Realizar una evaluación de TMS después del accidente cerebrovascular durante la contracción muscular activa es bastante común en las extremidades superiores, donde las tareas isométricas pueden imitar actividades funcionales, por ejemplo, agarrar / sostener objetos. Por el contrario, caminar se logra a través de la activación bilateral de múltiples grupos musculares a través de estructuras corticales, subcorticales y de la médula espinal y requiere activación muscular postural para resistir los efectos de la gravedad. Es probable que este estado de activación no se refleje cuando se miden músculos aislados que producen una contracción isométrica. Varios estudios previos dirigidos a comprender el control motor postural y específico de la caminata han entregado pulsos de EMT mientras los participantes caminaban6,7,8 y estaban de pie9,10,11, 12,13,14,15 . La medición de la CMR en posición vertical permite la activación de los músculos posturales y los componentes subcorticales de las redes de control motor postural y de la marcha. Hasta la fecha, no ha habido ningún informe de realizar evaluaciones de TMS de pie en individuos después de un accidente cerebrovascular.
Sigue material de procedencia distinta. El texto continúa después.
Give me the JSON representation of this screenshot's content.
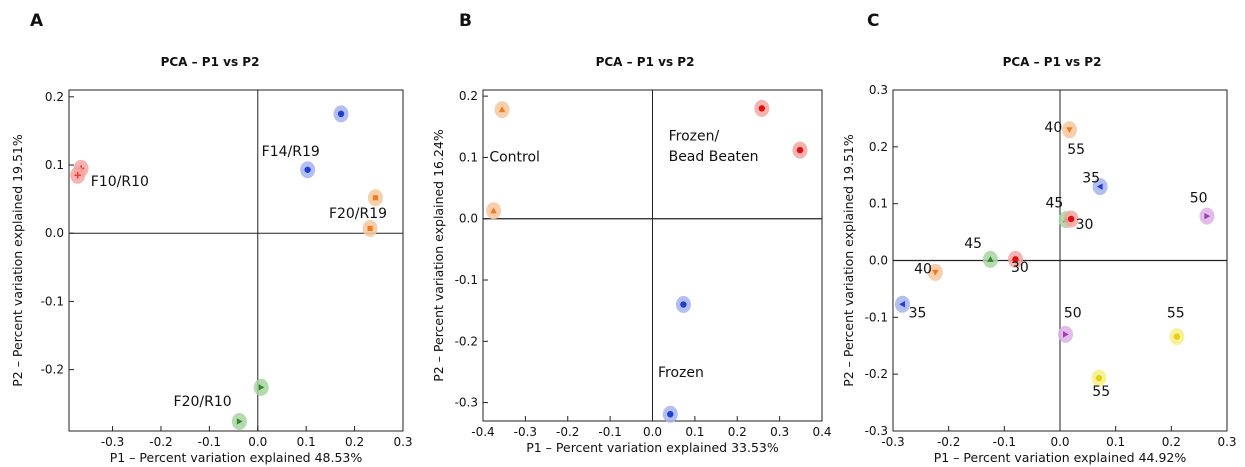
{
  "chart_data": [
    {
      "panel": "A",
      "type": "scatter",
      "title": "PCA – P1 vs P2",
      "xlabel": "P1 – Percent variation explained 48.53%",
      "ylabel": "P2 – Percent variation explained 19.51%",
      "xlim": [
        -0.39,
        0.3
      ],
      "ylim": [
        -0.29,
        0.21
      ],
      "xticks": [
        -0.3,
        -0.2,
        -0.1,
        0.0,
        0.1,
        0.2,
        0.3
      ],
      "yticks": [
        -0.3,
        -0.2,
        -0.1,
        0.0,
        0.1,
        0.2
      ],
      "xtick_labels": [
        "-0.3",
        "-0.2",
        "-0.1",
        "0.0",
        "0.1",
        "0.2",
        "0.3"
      ],
      "ytick_labels": [
        "",
        "-0.2",
        "-0.1",
        "0.0",
        "0.1",
        "0.2"
      ],
      "grid": false,
      "points": [
        {
          "x": -0.365,
          "y": 0.095,
          "color": "#e8423a",
          "halo": "#f4a6a2",
          "marker": "cross"
        },
        {
          "x": -0.372,
          "y": 0.085,
          "color": "#e8423a",
          "halo": "#f4a6a2",
          "marker": "cross"
        },
        {
          "x": 0.172,
          "y": 0.175,
          "color": "#1f3fd6",
          "halo": "#a6b3ef",
          "marker": "dot"
        },
        {
          "x": 0.103,
          "y": 0.093,
          "color": "#1f3fd6",
          "halo": "#a6b3ef",
          "marker": "dot"
        },
        {
          "x": 0.243,
          "y": 0.052,
          "color": "#f07a1c",
          "halo": "#f7c79f",
          "marker": "square"
        },
        {
          "x": 0.232,
          "y": 0.007,
          "color": "#f07a1c",
          "halo": "#f7c79f",
          "marker": "square"
        },
        {
          "x": 0.007,
          "y": -0.226,
          "color": "#2f8a2f",
          "halo": "#a8d3a2",
          "marker": "tri-right"
        },
        {
          "x": -0.038,
          "y": -0.276,
          "color": "#2f8a2f",
          "halo": "#a8d3a2",
          "marker": "tri-right"
        }
      ],
      "annotations": [
        {
          "text": "F10/R10",
          "x": -0.345,
          "y": 0.069
        },
        {
          "text": "F14/R19",
          "x": 0.008,
          "y": 0.113
        },
        {
          "text": "F20/R19",
          "x": 0.147,
          "y": 0.022
        },
        {
          "text": "F20/R10",
          "x": -0.174,
          "y": -0.253
        }
      ]
    },
    {
      "panel": "B",
      "type": "scatter",
      "title": "PCA – P1 vs P2",
      "xlabel": "P1 – Percent variation explained 33.53%",
      "ylabel": "P2 – Percent variation explained 16.24%",
      "xlim": [
        -0.4,
        0.4
      ],
      "ylim": [
        -0.33,
        0.21
      ],
      "xticks": [
        -0.4,
        -0.3,
        -0.2,
        -0.1,
        0.0,
        0.1,
        0.2,
        0.3,
        0.4
      ],
      "yticks": [
        -0.3,
        -0.2,
        -0.1,
        0.0,
        0.1,
        0.2
      ],
      "xtick_labels": [
        "-0.4",
        "-0.3",
        "-0.2",
        "-0.1",
        "0.0",
        "0.1",
        "0.2",
        "0.3",
        "0.4"
      ],
      "ytick_labels": [
        "-0.3",
        "-0.2",
        "-0.1",
        "0.0",
        "0.1",
        "0.2"
      ],
      "grid": false,
      "points": [
        {
          "x": -0.355,
          "y": 0.178,
          "color": "#f07a1c",
          "halo": "#f7c79f",
          "marker": "tri-up"
        },
        {
          "x": -0.375,
          "y": 0.013,
          "color": "#f07a1c",
          "halo": "#f7c79f",
          "marker": "tri-up"
        },
        {
          "x": 0.258,
          "y": 0.18,
          "color": "#e01010",
          "halo": "#f4a6a2",
          "marker": "dot"
        },
        {
          "x": 0.348,
          "y": 0.112,
          "color": "#e01010",
          "halo": "#f4a6a2",
          "marker": "dot"
        },
        {
          "x": 0.073,
          "y": -0.14,
          "color": "#1f3fd6",
          "halo": "#a6b3ef",
          "marker": "dot"
        },
        {
          "x": 0.042,
          "y": -0.319,
          "color": "#1f3fd6",
          "halo": "#a6b3ef",
          "marker": "dot"
        }
      ],
      "annotations": [
        {
          "text": "Control",
          "x": -0.385,
          "y": 0.093
        },
        {
          "text": "Frozen/",
          "x": 0.038,
          "y": 0.128
        },
        {
          "text": "Bead Beaten",
          "x": 0.038,
          "y": 0.094
        },
        {
          "text": "Frozen",
          "x": 0.013,
          "y": -0.258
        }
      ]
    },
    {
      "panel": "C",
      "type": "scatter",
      "title": "PCA – P1 vs P2",
      "xlabel": "P1 – Percent variation explained 44.92%",
      "ylabel": "P2 – Percent variation explained 19.51%",
      "xlim": [
        -0.3,
        0.3
      ],
      "ylim": [
        -0.3,
        0.3
      ],
      "xticks": [
        -0.3,
        -0.2,
        -0.1,
        0.0,
        0.1,
        0.2,
        0.3
      ],
      "yticks": [
        -0.3,
        -0.2,
        -0.1,
        0.0,
        0.1,
        0.2,
        0.3
      ],
      "xtick_labels": [
        "-0.3",
        "-0.2",
        "-0.1",
        "0.0",
        "0.1",
        "0.2",
        "0.3"
      ],
      "ytick_labels": [
        "-0.3",
        "-0.2",
        "-0.1",
        "0.0",
        "0.1",
        "0.2",
        "0.3"
      ],
      "grid": false,
      "points": [
        {
          "x": 0.017,
          "y": 0.23,
          "color": "#f07a1c",
          "halo": "#f7c79f",
          "marker": "tri-down"
        },
        {
          "x": 0.072,
          "y": 0.13,
          "color": "#1f3fd6",
          "halo": "#a6b3ef",
          "marker": "tri-left"
        },
        {
          "x": 0.011,
          "y": 0.072,
          "color": "#2f8a2f",
          "halo": "#a8d3a2",
          "marker": "tri-up"
        },
        {
          "x": 0.02,
          "y": 0.073,
          "color": "#e01010",
          "halo": "#f4a6a2",
          "marker": "dot"
        },
        {
          "x": 0.264,
          "y": 0.078,
          "color": "#a23ab8",
          "halo": "#ddb1e6",
          "marker": "tri-right"
        },
        {
          "x": -0.125,
          "y": 0.002,
          "color": "#2f8a2f",
          "halo": "#a8d3a2",
          "marker": "tri-up"
        },
        {
          "x": -0.08,
          "y": 0.002,
          "color": "#e01010",
          "halo": "#f4a6a2",
          "marker": "dot"
        },
        {
          "x": -0.224,
          "y": -0.021,
          "color": "#f07a1c",
          "halo": "#f7c79f",
          "marker": "tri-down"
        },
        {
          "x": -0.283,
          "y": -0.077,
          "color": "#1f3fd6",
          "halo": "#a6b3ef",
          "marker": "tri-left"
        },
        {
          "x": 0.01,
          "y": -0.13,
          "color": "#a23ab8",
          "halo": "#ddb1e6",
          "marker": "tri-right"
        },
        {
          "x": 0.21,
          "y": -0.134,
          "color": "#e8d010",
          "halo": "#f7ef8a",
          "marker": "dot"
        },
        {
          "x": 0.07,
          "y": -0.207,
          "color": "#e8d010",
          "halo": "#f7ef8a",
          "marker": "dot"
        }
      ],
      "annotations": [
        {
          "text": "40",
          "x": -0.028,
          "y": 0.226
        },
        {
          "text": "55",
          "x": 0.013,
          "y": 0.187
        },
        {
          "text": "35",
          "x": 0.04,
          "y": 0.137
        },
        {
          "text": "45",
          "x": -0.026,
          "y": 0.093
        },
        {
          "text": "30",
          "x": 0.028,
          "y": 0.055
        },
        {
          "text": "50",
          "x": 0.233,
          "y": 0.102
        },
        {
          "text": "45",
          "x": -0.172,
          "y": 0.022
        },
        {
          "text": "30",
          "x": -0.088,
          "y": -0.02
        },
        {
          "text": "40",
          "x": -0.262,
          "y": -0.023
        },
        {
          "text": "35",
          "x": -0.272,
          "y": -0.1
        },
        {
          "text": "50",
          "x": 0.007,
          "y": -0.1
        },
        {
          "text": "55",
          "x": 0.192,
          "y": -0.1
        },
        {
          "text": "55",
          "x": 0.058,
          "y": -0.238
        }
      ]
    }
  ]
}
Este estudio propone una metodología estandarizada, construida sobre el cuerpo existente de literatura de los métodos de EMT de pie6,7,8,9,10,11,12,13,14,15,para la evaluación de TMS de pie de la CMR después del accidente cerebrovascular. Esta metodología puede ser utilizada por grupos de investigación que estudian, pero no se limitan a, los déficits posturales y el control motor específico de la marcha después del accidente cerebrovascular y establecer una mayor consistencia de los procedimientos de EMT. El propósito de esta investigación metodológica fue determinar si las evaluaciones de EMT de pie son factibles en individuos después del accidente cerebrovascular con alteraciones moderadas de la marcha. Planteamos la hipótesis de que la realización de evaluaciones en la posición de pie 1) aumentaría la probabilidad de obtener una respuesta medible (potencial evocado motor, MEP) y 2) que el poder / intensidad del estimulador utilizado para realizar evaluaciones de TMS de pie sería menor que el de las evaluaciones sentadas / en reposo que se realizan normalmente. Creemos que la finalización exitosa y el uso generalizado de este protocolo pueden conducir a una mayor comprensión de los aspectos neurofisiológicos del control motor postural y específico de la marcha después del accidente cerebrovascular y los efectos de la neurorrehabilitación.